Somewhere someone steps on dry leaves. The houses on the side of the path look sad and dull today. Close by, a child is crying somewhere. Curious onlookers gather in front of their wooden gates to watch the procession of the silent crowd. A man puts on a black coat and steps out of his house; as, his wife carrying a baby follows him till the gate. He quietly dissolves with the crowd walking down the gravel path.
“Is that Vinny, in the front there?” asks Robin tilting his head towards Simon. Simon lifts his head, following Robin’s gaze, trying to see between gaps.
“Where did the idiot get that piece of hat from? It’s ugly”, chuckles Robin. Simon caught a glimpse of a short boy with a black hat.
“Shush,” comes a warning from behind. Both the boys went quiet.
“Hey where did you get that watch from by the way?” whispers Robin to Simon again. Simon unwilling to cause any further disturbance replies quickly, “My uncle gave me.”
Robin with a wicked satisfied smile inquires again, “Your uncle from the city?”. Simon nods.
“May I see it”, asks Robin. Simon brought his hand to his breast and instead replies, “You can’t. It’s attached to my coat.”
Robin gave Simon one disappointed look and stomps the ground with a thud. Simon looking embarrassed pulls out the whistle instead and hands it over to Robin.
“Here, this is a special kind of whistle” whispers Simon, boastfully. Robin snatches the whistle from Simon, “How special..?” he asks and blows into it.
Nothing happens. No sound came from the whistle: just whist. Robin blew, and blew the whistle. Simon looked at him quietly, thinking that would keep him occupied for a while. Simon smiled silently, as the silent march proceeded. Some where a dog barks.
Robin blew the whistle again, his jaws hurt a little now. A low whistle escapes from his mouth instead. Mr. Miller, their school headmaster and a well-respected senior citizen of the town, stares back at him.
“Your whistle is broken. It can’t generate sound. It’s useless,” said Robin bitterly, blowing the whistle again.
Simon giggles uncontrollably. Robin looks at him irritated. The woman behind, grunts again.
“That’s a dog whistle. Only dogs can hear it”, explains Simon with a chuckle.
The barking of the dogs grew louder. Suddenly, there seem to be dogs everywhere. There were dogs barking on the side-walk. Excited dogs wagging their tails begin to follow the procession, as few jumps into the crowd. Soon, shouts and shrieks disrupts the motion of the procession.
“Where have all these dogs come from?” asks someone. “Keep quiet, Rusty”, commands another to their dog.

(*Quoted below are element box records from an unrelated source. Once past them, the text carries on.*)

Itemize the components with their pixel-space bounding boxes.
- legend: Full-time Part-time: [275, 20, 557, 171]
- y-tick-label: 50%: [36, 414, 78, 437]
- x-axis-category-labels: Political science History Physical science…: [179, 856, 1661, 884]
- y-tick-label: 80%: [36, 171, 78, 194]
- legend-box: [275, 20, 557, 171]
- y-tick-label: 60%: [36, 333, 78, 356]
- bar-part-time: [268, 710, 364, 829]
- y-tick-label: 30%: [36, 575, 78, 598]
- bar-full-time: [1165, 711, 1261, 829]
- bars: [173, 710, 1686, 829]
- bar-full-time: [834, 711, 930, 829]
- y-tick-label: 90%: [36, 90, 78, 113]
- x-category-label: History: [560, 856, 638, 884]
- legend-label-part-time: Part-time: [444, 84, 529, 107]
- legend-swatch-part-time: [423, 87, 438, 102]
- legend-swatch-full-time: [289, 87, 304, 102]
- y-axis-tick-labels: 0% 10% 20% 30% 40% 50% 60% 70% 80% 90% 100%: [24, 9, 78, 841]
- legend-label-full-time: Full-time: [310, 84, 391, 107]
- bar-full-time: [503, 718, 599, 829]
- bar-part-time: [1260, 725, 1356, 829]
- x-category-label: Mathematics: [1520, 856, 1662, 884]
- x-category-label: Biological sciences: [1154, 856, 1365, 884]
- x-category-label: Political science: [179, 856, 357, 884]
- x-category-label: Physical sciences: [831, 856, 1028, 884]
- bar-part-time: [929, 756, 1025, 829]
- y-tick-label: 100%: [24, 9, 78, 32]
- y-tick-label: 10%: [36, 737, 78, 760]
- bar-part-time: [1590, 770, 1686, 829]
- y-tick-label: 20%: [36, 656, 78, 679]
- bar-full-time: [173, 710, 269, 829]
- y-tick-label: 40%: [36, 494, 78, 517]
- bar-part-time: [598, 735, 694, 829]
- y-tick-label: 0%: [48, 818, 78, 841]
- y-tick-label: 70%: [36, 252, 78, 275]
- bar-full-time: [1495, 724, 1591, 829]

The silent procession of town folks, family members, teachers and students is now turning into a show. Few of the dogs decides to run around the procession party. People became frantic as they starts bumping into excited dogs. The solemnity of the procession has taken a new turn.
Mr. Miller couldn’t stand it anymore. “The whistle, Mr. Robin”, he demands. Robin wanting no further part hands over the whistle to Mr. Miller.
Mr. Miller blew the whistle like a professional dog trainer. The animals drift to the sound of the whistle, like a piper mesmerizing the rats. The barking turns to low howls. The excited animals obediently adheres to one side of the path.
Finally the funeral procession of Mr. Franklin Dane, the Town Founder, could resume. But, Simon never saw the light of his special whistle again; while, Robin planted a bunch of flowers on the grave of Mr. Dane, mostly out of guilt. And, also, because Mr Miller was watching over them.